For a year, the members of Grant African Methodist Episcopal Worship Center held prayer vigils for the safe return of the soldiers of the 111th Area Support Group who were stationed in Afghanistan. During Sunday's church service, they thanked God for answering their prayers there were no fatalities and everyone in the Texas Army National Guard unit made it back earlier this month without injury and got a thanks of their own.
"It makes all the difference in the world because you know you have support," said Col. Joyce Stevens, the group's commanding officer. "We knew they were praying."
On Sunday, Stevens presented the Austin church with a Minuteman statue, the highest National Guard award bestowed on a civilian or organization. The congregation sent the soldiers care packages, blankets, cookies and encouraging e-mails throughout the year the unit was deployed.
"When you're far away from home, and you don't know if you're going to be back, knowing that they're praying for you. . .it feels so good," said Sgt. Sylvester Kincheon, who served as a fueler in Afghanistan and attended the service. "You never really know how much it means to you to receive things from people who believe in you until the situation you're in."
The unit worked as a support group for soldiers on the battlefront and coordinated on security with Afghan governors and police and army members. The unit was spread out among seven bases, that were targets of multiple rocket attacks.
"It was enormous to know we have family here and believers here that thought well of us and the cause," said Chaplain Maj. George Johnson, the pastor of sister church St. Paul AME Church in Waco, who also was deployed.
Johnson, who totes around his Bible in a camouflage book cover, attributed the safe return "to all the grace and providence of God." His assignment to Afghanistan is what spurred the congregation to adopt the unit.
It was the second time the church adopted a unit. The congregation prayed for and sent care packages to the U.S. Army's 416th Facilities Engineer Group, which was stationed in Afghanistan for a year and returned, without injury or death, in 2004. A congregation member was in that unit.
As with the first group, the church specifically asked that each member of the 111th group return "whole, safe, unscathed and unscarred," said Linda Connor, an associate minister at Grant.
U.S. Sen. John Cornyn, R-Texas, also made presentations to Stevens and church members for their support of the military.
"I'm proud that we have people who are supportive not just of the troops, but the families. . .who worry about them," Cornyn said. "I think it deserves recognition and hope people will see fit to follow their role."
The deployment of Chaplain Maj. George Johnson, right, pastor of Grant AME Worship Center's sister church in Waco, spurred the Austin congregation to adopt the 111th Area Support Group.
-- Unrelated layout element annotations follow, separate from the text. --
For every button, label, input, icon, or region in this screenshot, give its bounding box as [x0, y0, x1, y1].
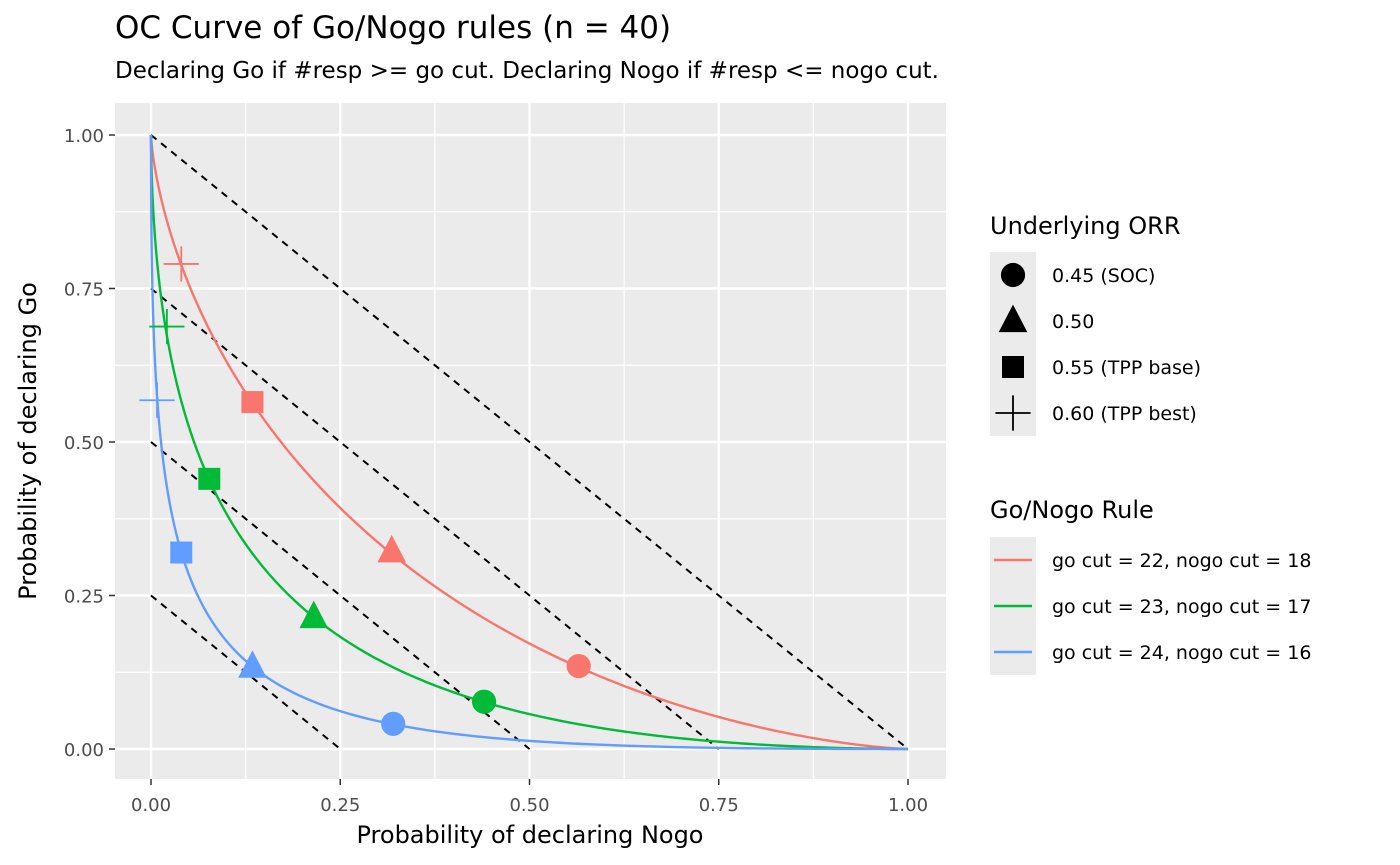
legend-rule-label-2: go cut = 24, nogo cut = 16 — [1052, 642, 1311, 664]
legend-orr-title: Underlying ORR — [990, 212, 1181, 240]
point-s1-triangle — [299, 600, 329, 629]
axes: 0.00 0.25 0.50 0.75 1.00 0.00 0.25 0.50 0.75 1.00 — [64, 126, 928, 816]
point-s2-plus — [139, 382, 175, 418]
y-tick-label-4: 1.00 — [64, 126, 104, 147]
x-tick-label-2: 0.50 — [509, 795, 549, 816]
reference-line-1 — [150, 287, 720, 750]
chart-title: OC Curve of Go/Nogo rules (n = 40) — [115, 10, 672, 46]
legend-orr-label-3: 0.60 (TPP best) — [1052, 403, 1197, 425]
legend-rule-label-1: go cut = 23, nogo cut = 17 — [1052, 596, 1311, 618]
point-s0-plus — [163, 246, 199, 282]
x-axis-label: Probability of declaring Nogo — [357, 821, 704, 849]
point-s0-square — [241, 391, 264, 414]
legend-orr-label-1: 0.50 — [1052, 311, 1094, 333]
y-tick-label-1: 0.25 — [64, 587, 104, 608]
legend-orr-key-square — [1002, 356, 1024, 378]
legend-orr-label-0: 0.45 (SOC) — [1052, 265, 1155, 287]
chart-subtitle: Declaring Go if #resp >= go cut. Declari… — [115, 58, 939, 84]
reference-line-0 — [150, 134, 909, 750]
legend-orr-key-triangle — [998, 304, 1028, 333]
legend-underlying-orr: Underlying ORR 0.45 (SOC) 0.50 0.55 (TPP b… — [990, 212, 1201, 436]
point-s1-circle — [471, 689, 497, 714]
x-tick-label-4: 1.00 — [888, 795, 928, 816]
point-s2-square — [170, 541, 193, 564]
x-tick-label-1: 0.25 — [320, 795, 360, 816]
data-points — [139, 246, 591, 736]
x-tick-label-0: 0.00 — [131, 795, 171, 816]
point-s0-circle — [566, 654, 591, 679]
y-axis-label: Probability of declaring Go — [14, 282, 42, 600]
point-s2-triangle — [238, 650, 267, 678]
legend-orr-label-2: 0.55 (TPP base) — [1052, 357, 1201, 379]
y-tick-label-0: 0.00 — [64, 740, 104, 761]
point-s1-square — [198, 467, 221, 490]
x-tick-label-3: 0.75 — [699, 795, 739, 816]
legend-orr-key-circle — [1000, 262, 1026, 288]
point-s0-triangle — [377, 534, 407, 563]
y-tick-label-2: 0.50 — [64, 433, 104, 454]
point-s2-circle — [381, 711, 406, 736]
legend-rule-title: Go/Nogo Rule — [990, 496, 1154, 524]
point-s1-plus — [149, 308, 185, 345]
legend-orr-key-plus — [995, 395, 1031, 431]
legend-rule-label-0: go cut = 22, nogo cut = 18 — [1052, 550, 1311, 572]
y-tick-label-3: 0.75 — [64, 280, 104, 301]
legend-go-nogo-rule: Go/Nogo Rule go cut = 22, nogo cut = 18 g… — [990, 496, 1311, 675]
She's right. Why is that guy not at Gitmo?
Ping to the Canteen.
I was wondering what that comment was about the first time.
Prayers heard. Thank God those men all came home safe. Good article.
I forgot to add a comment on the original post. Two members of that unit work in my shop and I personally know over half of the troops. I was in that unit back in the late 80s.
That is sooooooo cool!!!
God bless them. Our troops and our President need daily prayers. I hope these people lifted both up to God.
Great article, Arrow! Thank God for these heroes!